More than 230,000 people who have stayed overnight anywhere in Yosemite National Park this summer are being notified of their possible exposure to a potentially deadly virus spread by rodents.
Park officials said this week that they were massively expanding their outreach to all of those who lodged or camped in the popular Northern California park during a widely publicized outbreak of the hantavirus, which has killed three people.
More than 3,000 visitors who stayed in historic tent cabins at Curry Village in Yosemite Valley and at the High Sierra Camps had already been notified that they may have been exposed.
The virus can be contracted when humans inhale infected urine, droppings or saliva from deer mice that bear the disease. Not all patients infected with the virus progress to the potentially fatal respiratory disease Hantavirus Pulmonary Syndrome.
Nationwide, about 12 percent of deer mice carry hantavirus, according to the park. The disease is most common in rural areas and has been contracted by 602 people nationwide since it was first discovered in 1993, most of them in the southwest.
In mid-August, the park announced that two victims of the virus had been found, and one of them had died. Since then, two more patients have died and the outbreak has led some travelers to cancel their trips to one of the country's most-visited national parks.
On Wednesday, the park said it would notify by email more than 230,000 visitors who stayed in any lodging in the park since June.
"Your recent overnight visit to Yosemite did not include a stay in lodging where the known hantavirus infections might have occurred; however, we wanted to take this opportunity to increase public awareness about hantavirus," the park's notification email reads.
Then, on Thursday, the park said a ninth person had contracted the disease and recovered. That victim was from California and was believed to have stayed in the Curry Village tent cabins, authorities said. The individual recovered after experiencing only mild symptoms, officials said.
At the recommendation of the California Department of Public Health, the national park closed those tent cabins on Aug. 28 for an indefinite time.

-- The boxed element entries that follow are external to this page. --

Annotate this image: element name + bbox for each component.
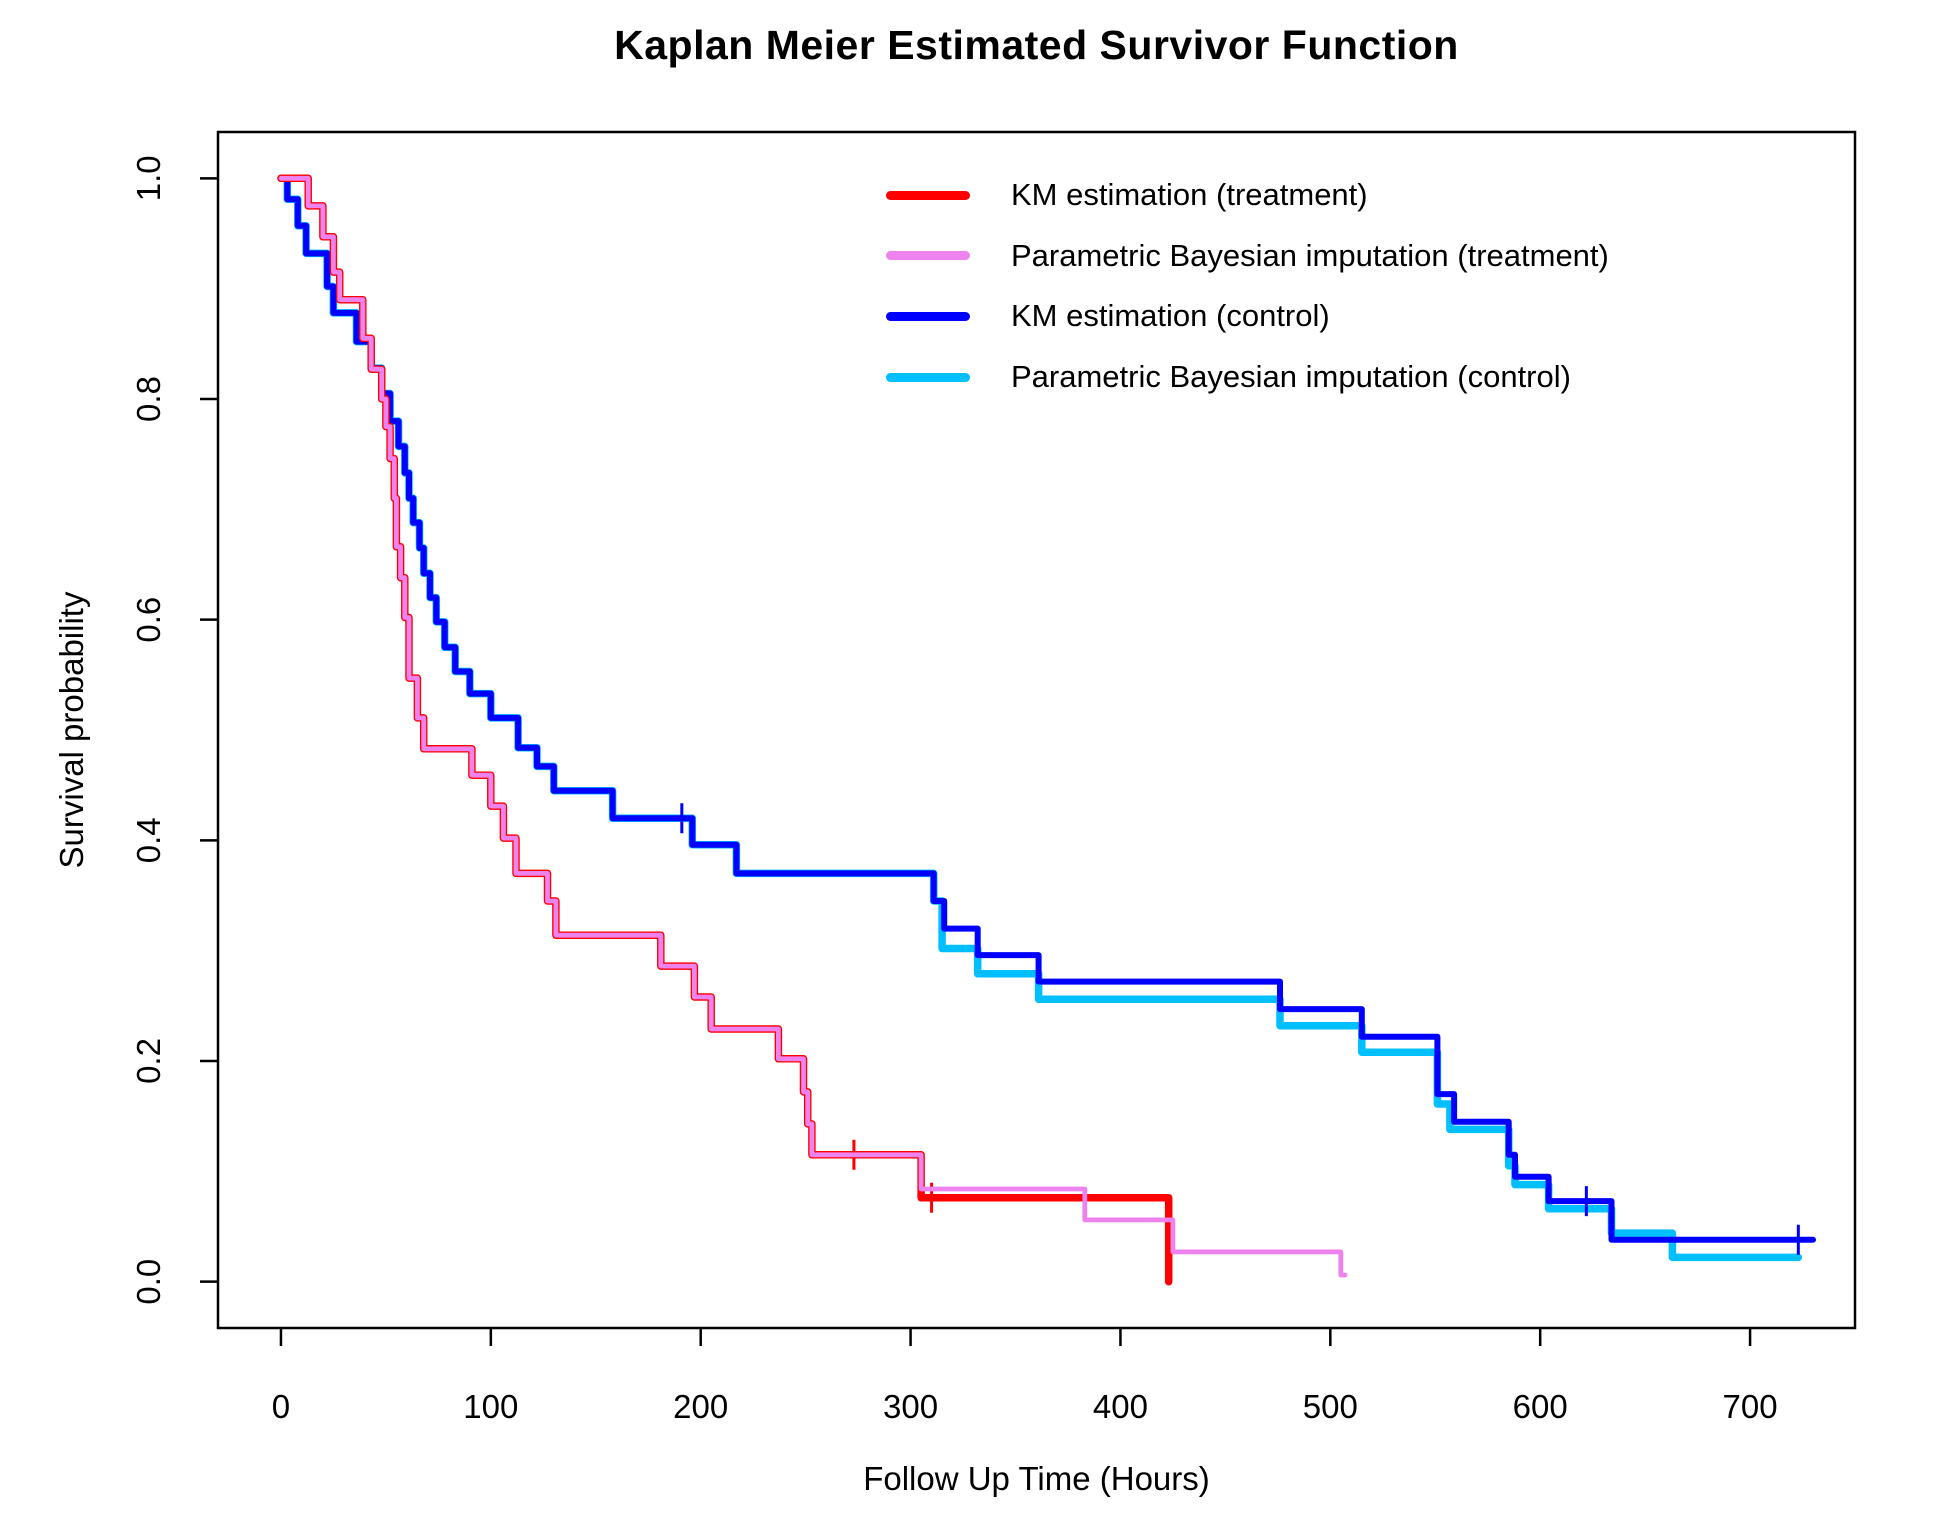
x-tick-label: 700 — [1723, 1388, 1778, 1425]
x-tick-label: 100 — [463, 1388, 518, 1425]
x-tick-label: 200 — [673, 1388, 728, 1425]
y-tick-label: 1.0 — [130, 155, 167, 201]
legend-label: Parametric Bayesian imputation (treatmen… — [1011, 237, 1609, 273]
y-tick-label: 0.8 — [130, 376, 167, 422]
x-tick-label: 400 — [1093, 1388, 1148, 1425]
x-tick-label: 0 — [272, 1388, 290, 1425]
x-tick-label: 300 — [883, 1388, 938, 1425]
x-tick-label: 600 — [1513, 1388, 1568, 1425]
survival-curve-1 — [278, 175, 1348, 1278]
y-tick-label: 0.4 — [130, 817, 167, 863]
legend-label: Parametric Bayesian imputation (control) — [1011, 359, 1571, 395]
censor-mark — [1786, 1224, 1811, 1255]
legend: KM estimation (treatment) Parametric Bay… — [886, 165, 1609, 407]
legend-label: KM estimation (treatment) — [1011, 177, 1368, 213]
x-tick-label: 500 — [1303, 1388, 1358, 1425]
y-tick-label: 0.2 — [130, 1038, 167, 1084]
y-tick-label: 0.0 — [130, 1259, 167, 1305]
x-axis-title: Follow Up Time (Hours) — [863, 1460, 1210, 1497]
legend-line-swatch — [886, 251, 970, 261]
censor-mark — [669, 803, 694, 834]
legend-item-km-treatment: KM estimation (treatment) — [886, 165, 1609, 226]
legend-line-swatch — [886, 372, 970, 382]
legend-label: KM estimation (control) — [1011, 298, 1330, 334]
plot-area — [216, 130, 1857, 1330]
legend-item-imputation-control: Parametric Bayesian imputation (control) — [886, 347, 1609, 408]
legend-line-swatch — [886, 190, 970, 200]
legend-line-swatch — [886, 311, 970, 321]
legend-item-imputation-treatment: Parametric Bayesian imputation (treatmen… — [886, 226, 1609, 287]
y-tick-label: 0.6 — [130, 597, 167, 643]
chart-title: Kaplan Meier Estimated Survivor Function — [614, 22, 1459, 68]
y-axis-title: Survival probability — [53, 591, 90, 869]
censor-mark — [1574, 1186, 1599, 1217]
legend-item-km-control: KM estimation (control) — [886, 286, 1609, 347]
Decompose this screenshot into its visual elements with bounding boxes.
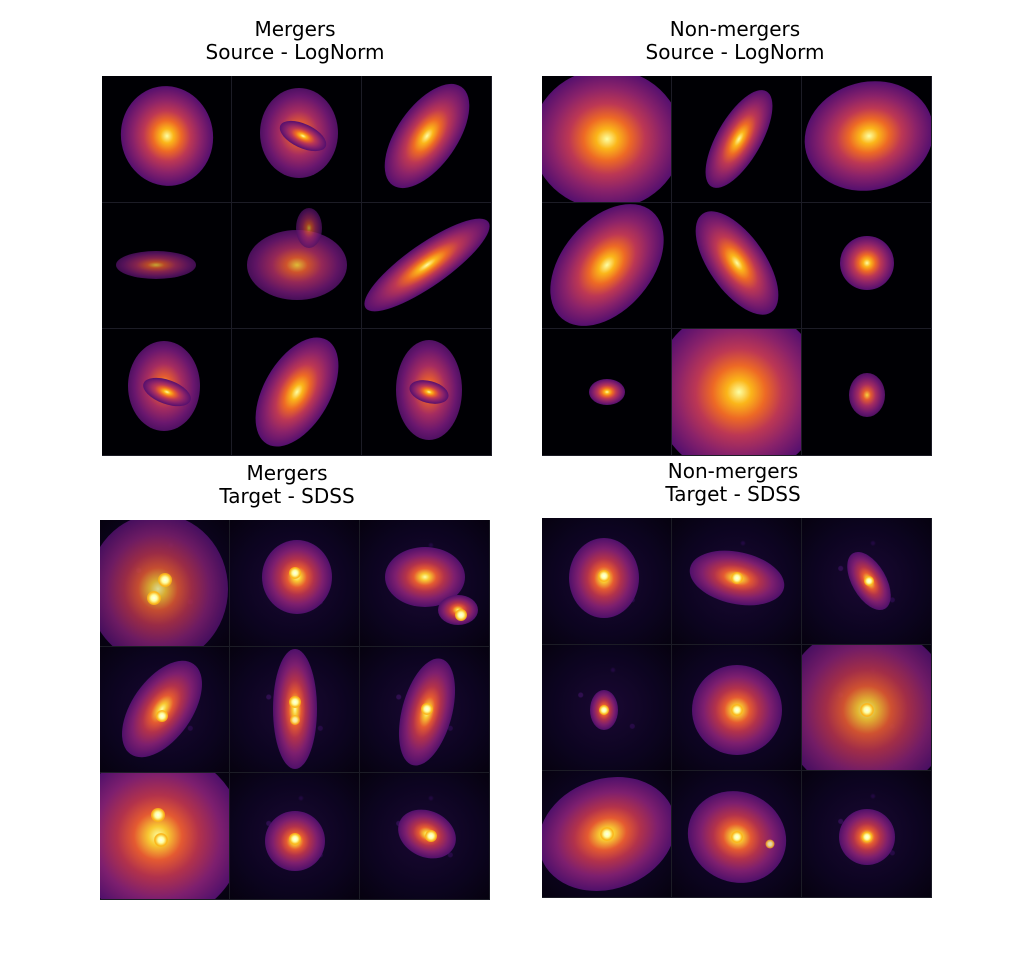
image-grid-nonmergers-source (542, 76, 932, 456)
panel-title-nonmergers-source: Non-mergers Source - LogNorm (540, 18, 930, 64)
image-grid-mergers-source (102, 76, 492, 456)
image-grid-mergers-target (100, 520, 490, 900)
galaxy-thumbnail (100, 646, 230, 774)
panel-title-line2: Source - LogNorm (645, 40, 825, 64)
panel-title-line2: Source - LogNorm (205, 40, 385, 64)
panel-title-line1: Non-mergers (669, 17, 801, 41)
galaxy-thumbnail (672, 329, 802, 456)
galaxy-thumbnail (360, 520, 490, 647)
galaxy-thumbnail (362, 329, 492, 456)
galaxy-thumbnail (802, 771, 932, 898)
panel-title-mergers-target: Mergers Target - SDSS (92, 462, 482, 508)
galaxy-thumbnail (542, 329, 672, 456)
galaxy-thumbnail (542, 76, 672, 203)
galaxy-thumbnail (542, 518, 672, 645)
galaxy-thumbnail (230, 773, 360, 900)
galaxy-thumbnail (362, 76, 492, 203)
galaxy-thumbnail (230, 646, 360, 774)
galaxy-thumbnail (802, 329, 932, 456)
panel-title-line1: Mergers (246, 461, 328, 485)
galaxy-thumbnail (232, 202, 362, 330)
panel-title-mergers-source: Mergers Source - LogNorm (100, 18, 490, 64)
galaxy-thumbnail (542, 771, 672, 898)
galaxy-thumbnail (360, 646, 490, 774)
galaxy-thumbnail (672, 202, 802, 330)
panel-title-line1: Non-mergers (667, 459, 799, 483)
galaxy-thumbnail (672, 771, 802, 898)
galaxy-thumbnail (802, 518, 932, 645)
galaxy-thumbnail (802, 202, 932, 330)
galaxy-thumbnail (232, 329, 362, 456)
galaxy-thumbnail (672, 518, 802, 645)
galaxy-thumbnail (802, 76, 932, 203)
galaxy-thumbnail (102, 202, 232, 330)
galaxy-thumbnail (542, 202, 672, 330)
panel-title-line1: Mergers (254, 17, 336, 41)
galaxy-thumbnail (802, 644, 932, 772)
galaxy-thumbnail (542, 644, 672, 772)
galaxy-thumbnail (102, 76, 232, 203)
galaxy-thumbnail (672, 644, 802, 772)
galaxy-thumbnail (102, 329, 232, 456)
panel-title-line2: Target - SDSS (219, 484, 355, 508)
galaxy-thumbnail (672, 76, 802, 203)
panel-title-line2: Target - SDSS (665, 482, 801, 506)
galaxy-thumbnail (360, 773, 490, 900)
galaxy-thumbnail (230, 520, 360, 647)
image-grid-nonmergers-target (542, 518, 932, 898)
galaxy-thumbnail (362, 202, 492, 330)
panel-title-nonmergers-target: Non-mergers Target - SDSS (538, 460, 928, 506)
galaxy-thumbnail (100, 520, 230, 647)
galaxy-thumbnail (100, 773, 230, 900)
galaxy-thumbnail (232, 76, 362, 203)
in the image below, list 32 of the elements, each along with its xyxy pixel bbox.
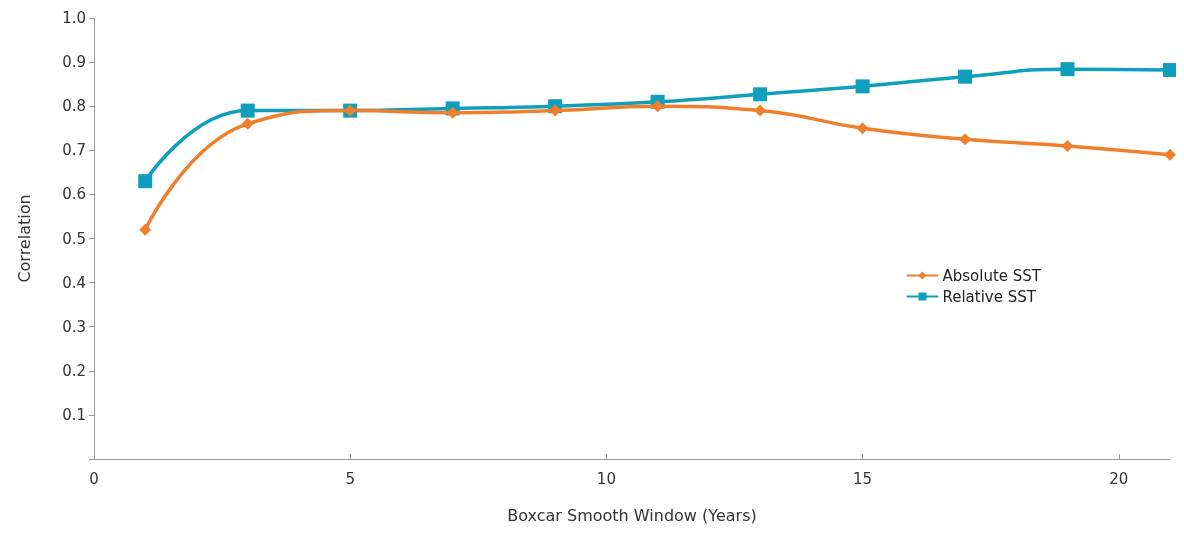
y-tick-label: 0.5	[62, 229, 86, 248]
y-tick-label: 0.6	[62, 185, 86, 204]
y-tick-label: 0.4	[62, 273, 86, 292]
point	[1061, 139, 1074, 152]
x-tick-label: 10	[596, 469, 616, 488]
x-tick-label: 0	[89, 469, 99, 488]
y-tick-label: 1.0	[62, 9, 86, 27]
legend-label: Absolute SST	[942, 266, 1042, 285]
point	[856, 122, 869, 135]
x-tick-label: 5	[345, 469, 355, 488]
point	[241, 117, 254, 130]
point	[138, 174, 153, 189]
legend-label: Relative SST	[942, 287, 1037, 306]
x-tick-label: 15	[853, 469, 873, 488]
x-axis-title: Boxcar Smooth Window (Years)	[507, 505, 757, 525]
point	[1060, 62, 1075, 77]
x-tick-label: 20	[1109, 469, 1129, 488]
y-tick-label: 0.2	[62, 361, 86, 380]
point	[754, 104, 767, 117]
point	[1163, 63, 1176, 78]
point	[240, 103, 255, 118]
y-tick-label: 0.8	[62, 97, 86, 116]
y-axis-title: Correlation	[14, 194, 34, 283]
y-tick-label: 0.7	[62, 141, 86, 160]
point	[753, 87, 768, 102]
point	[1164, 148, 1176, 161]
y-tick-label: 0.3	[62, 317, 86, 336]
y-tick-label: 0.9	[62, 53, 86, 72]
point	[855, 79, 870, 94]
point	[139, 223, 152, 236]
point	[958, 69, 973, 84]
y-tick-label: 0.1	[62, 405, 86, 424]
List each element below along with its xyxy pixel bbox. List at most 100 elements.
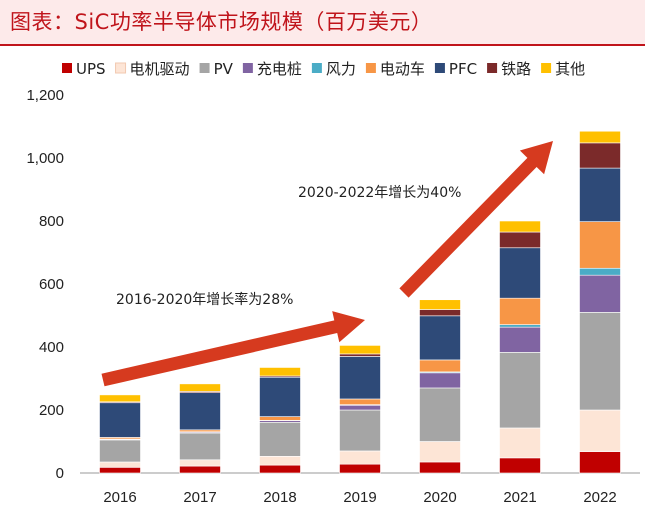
bar-segment <box>499 247 541 299</box>
bar-segment <box>339 463 381 474</box>
legend-swatch <box>242 63 253 73</box>
title-bar: 图表：SiC功率半导体市场规模（百万美元） <box>0 0 645 44</box>
legend-item: 电动车 <box>365 60 425 78</box>
legend-swatch <box>487 63 498 73</box>
legend-swatch <box>115 62 127 74</box>
bar-stack-2021 <box>499 220 541 474</box>
bar-segment <box>339 353 381 357</box>
bar-segment <box>499 324 541 328</box>
bar-segment <box>259 367 301 377</box>
bar-segment <box>579 142 621 169</box>
bar-segment <box>339 409 381 452</box>
bars <box>99 130 621 474</box>
legend-item: PFC <box>434 60 477 78</box>
bar-segment <box>579 451 621 474</box>
legend-item: 电机驱动 <box>115 60 190 78</box>
bar-segment <box>259 376 301 417</box>
bar-segment <box>99 402 141 438</box>
growth-arrow-2016-2020 <box>101 311 365 387</box>
growth-annotation: 2020-2022年增长为40% <box>298 185 461 201</box>
legend-label: 电动车 <box>380 60 425 78</box>
legend-swatch <box>365 63 376 73</box>
bar-segment <box>579 312 621 411</box>
legend-swatch <box>199 63 210 73</box>
title-divider <box>0 44 645 46</box>
x-tick-label: 2022 <box>583 489 616 506</box>
legend: UPS 电机驱动 PV 充电桩 风力 电动车 PFC 铁路 其他 <box>62 60 585 78</box>
y-tick-label: 1,000 <box>26 150 64 167</box>
bar-segment <box>179 459 221 467</box>
bar-stack-2019 <box>339 345 381 474</box>
bar-stack-2016 <box>99 394 141 474</box>
y-tick-label: 0 <box>56 465 64 482</box>
x-tick-label: 2016 <box>103 489 136 506</box>
bar-segment <box>499 427 541 459</box>
legend-label: PV <box>214 60 234 78</box>
bar-segment <box>419 299 461 310</box>
legend-label: 电机驱动 <box>130 60 190 78</box>
y-tick-label: 800 <box>39 213 64 230</box>
bar-segment <box>339 398 381 405</box>
legend-item: PV <box>199 60 234 78</box>
y-tick-label: 200 <box>39 402 64 419</box>
bar-segment <box>499 352 541 429</box>
y-tick-label: 600 <box>39 276 64 293</box>
bar-segment <box>259 421 301 457</box>
bar-segment <box>579 267 621 276</box>
bar-stack-2018 <box>259 367 301 474</box>
legend-label: 风力 <box>326 60 356 78</box>
page-title: 图表：SiC功率半导体市场规模（百万美元） <box>10 10 433 34</box>
bar-segment <box>499 326 541 353</box>
bar-segment <box>419 387 461 442</box>
bar-stack-2020 <box>419 299 461 474</box>
x-tick-label: 2018 <box>263 489 296 506</box>
legend-item: 充电桩 <box>242 60 302 78</box>
bar-segment <box>179 383 221 392</box>
legend-label: PFC <box>449 60 477 78</box>
legend-item: 风力 <box>311 60 356 78</box>
legend-label: 其他 <box>555 60 585 78</box>
x-axis: 2016 2017 2018 2019 2020 2021 2022 <box>103 489 616 506</box>
bar-segment <box>179 392 221 431</box>
bar-segment <box>579 221 621 269</box>
bar-segment <box>259 464 301 474</box>
bar-segment <box>579 409 621 452</box>
bar-segment <box>99 439 141 463</box>
x-tick-label: 2021 <box>503 489 536 506</box>
y-tick-label: 400 <box>39 339 64 356</box>
bar-stack-2022 <box>579 130 621 474</box>
bar-segment <box>339 404 381 411</box>
x-tick-label: 2017 <box>183 489 216 506</box>
bar-segment <box>339 345 381 355</box>
bar-segment <box>99 461 141 468</box>
bar-segment <box>579 274 621 313</box>
bar-segment <box>339 450 381 465</box>
legend-swatch <box>434 63 445 73</box>
bar-segment <box>259 416 301 421</box>
bar-segment <box>339 356 381 400</box>
bar-segment <box>179 465 221 474</box>
legend-label: UPS <box>76 60 106 78</box>
growth-arrows <box>101 141 553 387</box>
bar-segment <box>579 167 621 222</box>
bar-segment <box>99 394 141 403</box>
y-tick-label: 1,200 <box>26 87 64 104</box>
legend-item: 铁路 <box>487 60 531 78</box>
bar-segment <box>419 315 461 361</box>
y-axis: 0 200 400 600 800 1,000 1,200 <box>26 87 64 482</box>
bar-segment <box>259 456 301 466</box>
growth-arrow-2020-2022 <box>399 141 553 298</box>
legend-item: 其他 <box>541 60 585 78</box>
bar-stack-2017 <box>179 383 221 474</box>
bar-segment <box>499 220 541 233</box>
annotations: 2016-2020年增长率为28% 2020-2022年增长为40% <box>116 185 461 308</box>
bar-segment <box>419 461 461 474</box>
x-tick-label: 2020 <box>423 489 456 506</box>
bar-segment <box>419 372 461 389</box>
bar-segment <box>419 441 461 463</box>
bar-segment <box>99 467 141 474</box>
legend-swatch <box>62 63 72 73</box>
bar-segment <box>419 359 461 373</box>
legend-label: 充电桩 <box>257 60 302 78</box>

The eighth-announced victim was thought to have been exposed while staying in tent cabins in Yosemite's High Country – some 15 miles from Curry Village and at a higher elevation. That person also recovered, authorities said.
Hantavirus symptoms can begin between one and five weeks after exposure, and include fatigue, fever, chills, and muscle aches. About half of victims also get headaches, nausea, vomiting, dizziness and stomach pain. Symptoms then typically progress rapidly to include coughing and difficulty breathing.
Those who think they may have been exposed to hantavirus and have such symptoms are urged to seek early medical attention, which "greatly increases the chance of survival," the park said.